Prostate gland cancer detection and grade classifying using gleason score-based machine learning approach
摘要
Detection and grading of the prostate cancer can only be effective when the clinical decision-making is done accurately, but the traditional Gleason scoring is subjective in nature and is subject to inter observers variation. This paper will solve these problems by proposing a machine learning-based model of automated prostate cancer detection and Gleason score classification (210) with the help of histopathologic images and clinically significant biomarkers. The suggested method combines the most modern feature extraction features, such as texture analysis (e.g., Haralick features) and morphological characterization to form a discriminative feature space.
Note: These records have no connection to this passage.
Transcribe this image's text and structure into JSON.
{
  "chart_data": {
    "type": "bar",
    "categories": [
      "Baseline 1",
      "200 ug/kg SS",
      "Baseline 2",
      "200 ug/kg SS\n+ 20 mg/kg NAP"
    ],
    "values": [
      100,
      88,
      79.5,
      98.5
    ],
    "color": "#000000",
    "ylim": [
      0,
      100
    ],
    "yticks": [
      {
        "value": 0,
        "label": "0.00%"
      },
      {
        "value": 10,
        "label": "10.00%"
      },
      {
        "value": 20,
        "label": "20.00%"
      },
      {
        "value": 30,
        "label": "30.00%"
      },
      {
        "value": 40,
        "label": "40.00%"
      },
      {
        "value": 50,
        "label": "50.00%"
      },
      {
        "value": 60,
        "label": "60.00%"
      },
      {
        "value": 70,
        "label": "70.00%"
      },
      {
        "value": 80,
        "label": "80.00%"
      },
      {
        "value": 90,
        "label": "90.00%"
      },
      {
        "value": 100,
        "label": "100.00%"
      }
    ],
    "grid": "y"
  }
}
Various supervised learning structures such as Support Vector Machines (SVM), Random Forest (RF), and deep learning models with Convolutional Neural Networks (CNNs) are used in the classification. In addition, a superior hybrid framework is discussed to ensure that the local spatial variation and global contextual variation are captured to ensure that grading accuracy is improved. The sample size used to train and test the model is 3000 with data augmentation to enhance generalization. The experimental findings indicate that the CNN-based model has better performance and reaches an accuracy of 94.5, precision of 93.8, recall of 94.2, and F1-score of 94.0, which is better than the traditional machine learning methods. The suggested framework offers a credible and scalable decision-support system that minimizes variations in diagnoses, improves consistency in grading, and aids timely and accurate diagnosis of prostate cancer, which further provides a positive contribution to the clinical outcomes.